An example of this exhausting work is the Qiangu Babu Flower bed from the period of the Qing Dynasty, which is adorned with 106 intricately carved figures and ox bone inlay, and has a dressing table and toilet built into its structure.

Nearby is the Folk Customs Hall, where visitors can view miniature exhibits of the year's 12 special days. Typical scenes from the Dragon Boat festival to the Mid-Autumn special are re-created with small figurines.

Sensual treats

After a busy morning of sightseeing the exquisite, Hanlin Fudi Restaurant, near Wu Zhen's main shopping area, is recommended for lunch. The tipang (28 yuan), a pork leg first steamed then cooked in the wok with delicious sauce and spices, is irresistible. The meat is so tender, it falls apart at the touch of chopsticks.

Xiao Baoyu (10 yuan), a cold dish of fried and salted local fish, is a tangy accompaniment to the exceptionally strong Chou Doufu, or stink beancurd (8 yuan).

The finale to any meal is the town's special dessert, Jiuniang,Yuanzi (12 yuan), a tangy, sweet mixture of the town's unique wine and sticky rice.

Hanlin Fudi is not the only place to enjoy food and beverage in town. Wu Zhen's East City River is lined with many eateries and teahouses. These establishments provide a perfect spot for relaxing on a sunny afternoon.

Beyond the sensual delights of eating and drinking, are small trinket shops, offering many finds for ardent shoppers. Along East Road at Xinhua Lu, treasure seekers will discover Huang Yanxin, a local artist who sells detailed sketches of Wu Zhen. Huang explained that the ancient character of the town inspires him with a sense of youth from which he draws great inspiration.

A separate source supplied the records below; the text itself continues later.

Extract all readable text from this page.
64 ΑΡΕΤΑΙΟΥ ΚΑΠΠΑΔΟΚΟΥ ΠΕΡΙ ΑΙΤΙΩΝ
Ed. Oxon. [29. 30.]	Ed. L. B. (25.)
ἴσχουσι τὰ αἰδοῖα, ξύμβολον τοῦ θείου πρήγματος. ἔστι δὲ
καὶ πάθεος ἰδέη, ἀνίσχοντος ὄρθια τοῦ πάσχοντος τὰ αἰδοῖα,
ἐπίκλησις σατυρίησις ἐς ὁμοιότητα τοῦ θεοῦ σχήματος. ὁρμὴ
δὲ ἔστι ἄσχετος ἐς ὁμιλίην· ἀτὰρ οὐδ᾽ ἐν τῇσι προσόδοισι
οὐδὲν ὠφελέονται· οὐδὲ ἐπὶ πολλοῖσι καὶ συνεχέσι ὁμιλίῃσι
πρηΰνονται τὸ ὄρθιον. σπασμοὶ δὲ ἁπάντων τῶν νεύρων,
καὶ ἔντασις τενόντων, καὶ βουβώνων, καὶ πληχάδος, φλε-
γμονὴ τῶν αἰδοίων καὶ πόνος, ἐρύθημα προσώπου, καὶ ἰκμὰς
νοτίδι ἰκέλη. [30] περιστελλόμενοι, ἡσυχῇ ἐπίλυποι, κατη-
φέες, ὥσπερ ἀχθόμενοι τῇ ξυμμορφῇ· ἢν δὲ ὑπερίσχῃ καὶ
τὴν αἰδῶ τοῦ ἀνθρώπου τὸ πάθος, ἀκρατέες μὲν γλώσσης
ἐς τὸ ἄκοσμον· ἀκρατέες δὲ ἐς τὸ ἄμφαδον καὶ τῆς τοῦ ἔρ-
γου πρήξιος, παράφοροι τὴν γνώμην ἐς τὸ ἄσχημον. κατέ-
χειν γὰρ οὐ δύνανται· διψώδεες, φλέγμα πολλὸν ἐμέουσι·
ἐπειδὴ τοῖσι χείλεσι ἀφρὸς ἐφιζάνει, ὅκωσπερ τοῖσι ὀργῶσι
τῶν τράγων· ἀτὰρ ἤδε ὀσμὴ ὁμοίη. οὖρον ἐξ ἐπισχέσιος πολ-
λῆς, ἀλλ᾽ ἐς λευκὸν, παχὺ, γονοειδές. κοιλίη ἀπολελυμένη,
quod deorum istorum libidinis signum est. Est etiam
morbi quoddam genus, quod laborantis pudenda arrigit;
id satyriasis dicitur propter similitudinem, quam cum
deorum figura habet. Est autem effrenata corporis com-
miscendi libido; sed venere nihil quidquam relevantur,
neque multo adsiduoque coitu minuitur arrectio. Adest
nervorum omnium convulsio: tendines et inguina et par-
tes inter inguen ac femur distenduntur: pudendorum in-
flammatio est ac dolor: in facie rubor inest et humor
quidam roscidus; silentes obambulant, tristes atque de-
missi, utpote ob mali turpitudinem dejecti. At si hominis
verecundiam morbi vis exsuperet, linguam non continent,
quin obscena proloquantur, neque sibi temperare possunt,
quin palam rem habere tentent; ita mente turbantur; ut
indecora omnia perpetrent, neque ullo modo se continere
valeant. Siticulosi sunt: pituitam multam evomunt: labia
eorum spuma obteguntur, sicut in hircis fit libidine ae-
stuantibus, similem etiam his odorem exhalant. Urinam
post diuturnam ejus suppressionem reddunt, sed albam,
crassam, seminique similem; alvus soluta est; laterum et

Farther down the road is the Former Residence of Mao Dun (1896-1981). Mao, who was a close friend of Soong Ching Ling, became one of the first members of the Communist Party in 1921.

Not far from Mao's residence is the Flower-printed Blue Cloth Workshop, where handspun fabric is dyed by traditional methods. Visitors will not be able to resist purchasing at least one object made from this timeless cloth.

The Sanbai Jiu Winery is the site of the town's special liquor. In English Sanbai stands for three whites, white rice, white wheat flour, and the winery's special ingredient, white water - deep well water from the Wu Zhen region. A taste test will knock anyone off their feet. Bottles of wine are a must buy for visitors.

This summer, Wu Zhen is the perfect destination for travellers looking for something different.

Travel tips

A mini-van departs from Hutai Long-distance bus station at 12:35 every day and the 2.5-hour journey costs 25 yuan.

Also, tourists in Shanghai can take tour buses at Hongkou Stadium or at Shanghai Stadium on weekends and public holidays. Time: 8:00am (Hongkou Stadium), 7:50am and 8:45am (Shanghai Stadium). The cost is 100 yuan per person, including round-trip tickets and admission fee. The price per person with a tour guide is 128 yuan.